What motivated you to concentrate on developing AT-101, and how has it shown promise in the treatment of metastatic ovarian cancer with liver metastases and hepatocellular carcinoma?
For a variety of reasons, most solid tumors metastasize to the liver, and patients with liver metastases invariably have shorter life expectancy than patients without liver metastases. In addition to being remarkably well tolerated, in a retrospective analysis of the Phase 2 study, the subset of patients with metastatic ovarian cancer and liver metastases who received AT-101 plus paclitaxel (standard of care chemotherapy) vs paclitaxel alone, the AT-101 treated patients experienced a 61% increase in overall survival.
We want to confirm this observation prospectively in our next trial. Additionally, we plan to test AT-101 in hepatocellular (liver) cancer because the molecule achieves high and prolonged concentrations in the liver allowing for potentially high anticancer activity.
What have been the most significant milestones or achievements for A28 Therapeutics thus far in its mission to transform cancer care?
A28 Therapeutics was recognized as a 2023 Cool Company by Connect San Diego. This award is bestowed on companies considered to be the fastest and most exciting startups in Southern California.
What are the company’s top priorities for the next 12-18 months?
We are seeking to raise a $20M Series A round of financing to prospectively validate the retrospectively observed efficacy signal from the Phase 2 clinical trial. Our next trial is a 2-stage adaptive trial design. The first stage will confirm the efficacy signal, and the second stage will expand to a sufficient number of patients to support an application for accelerated approval.

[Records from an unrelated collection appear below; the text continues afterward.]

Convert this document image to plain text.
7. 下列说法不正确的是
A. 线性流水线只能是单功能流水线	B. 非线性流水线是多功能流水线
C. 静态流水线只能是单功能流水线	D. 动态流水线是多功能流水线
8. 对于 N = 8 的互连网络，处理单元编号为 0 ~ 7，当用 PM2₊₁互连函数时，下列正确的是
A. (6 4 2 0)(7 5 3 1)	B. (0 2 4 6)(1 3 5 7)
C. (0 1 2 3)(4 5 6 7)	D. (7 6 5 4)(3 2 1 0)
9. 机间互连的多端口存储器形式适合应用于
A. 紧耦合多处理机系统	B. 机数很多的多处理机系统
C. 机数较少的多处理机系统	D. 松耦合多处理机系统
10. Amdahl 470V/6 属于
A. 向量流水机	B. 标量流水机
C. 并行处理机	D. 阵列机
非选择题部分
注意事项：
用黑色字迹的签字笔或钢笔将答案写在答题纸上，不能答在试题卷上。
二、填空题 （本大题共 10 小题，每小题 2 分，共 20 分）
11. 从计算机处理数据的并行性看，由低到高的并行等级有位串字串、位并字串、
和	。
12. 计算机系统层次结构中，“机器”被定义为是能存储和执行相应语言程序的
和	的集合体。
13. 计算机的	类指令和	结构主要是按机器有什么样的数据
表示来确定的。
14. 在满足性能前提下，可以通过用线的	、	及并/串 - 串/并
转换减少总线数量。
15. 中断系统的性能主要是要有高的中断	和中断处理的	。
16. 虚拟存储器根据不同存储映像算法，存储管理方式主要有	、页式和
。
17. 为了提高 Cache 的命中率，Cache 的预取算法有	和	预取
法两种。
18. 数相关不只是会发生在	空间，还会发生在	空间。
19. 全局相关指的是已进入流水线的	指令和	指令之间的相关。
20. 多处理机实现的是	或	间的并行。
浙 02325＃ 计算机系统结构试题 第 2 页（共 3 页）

What advice do you have for aspiring entrepreneurs and researchers looking to make a significant impact in the field of healthcare and biotechnology?
The most important thing I’ve learned is that there is no blueprint for this stuff. You must have integrity because lives depend on your honest and thoughtful assessments of data.
You must be resilient because things will not always go as planned. You must be patient as it will always take longer and cost more than you expect. You should build a strong network because this is not something you can do alone.
And finally, it helps if you are passionate about your work. You will need this to drive and sustain you on this journey.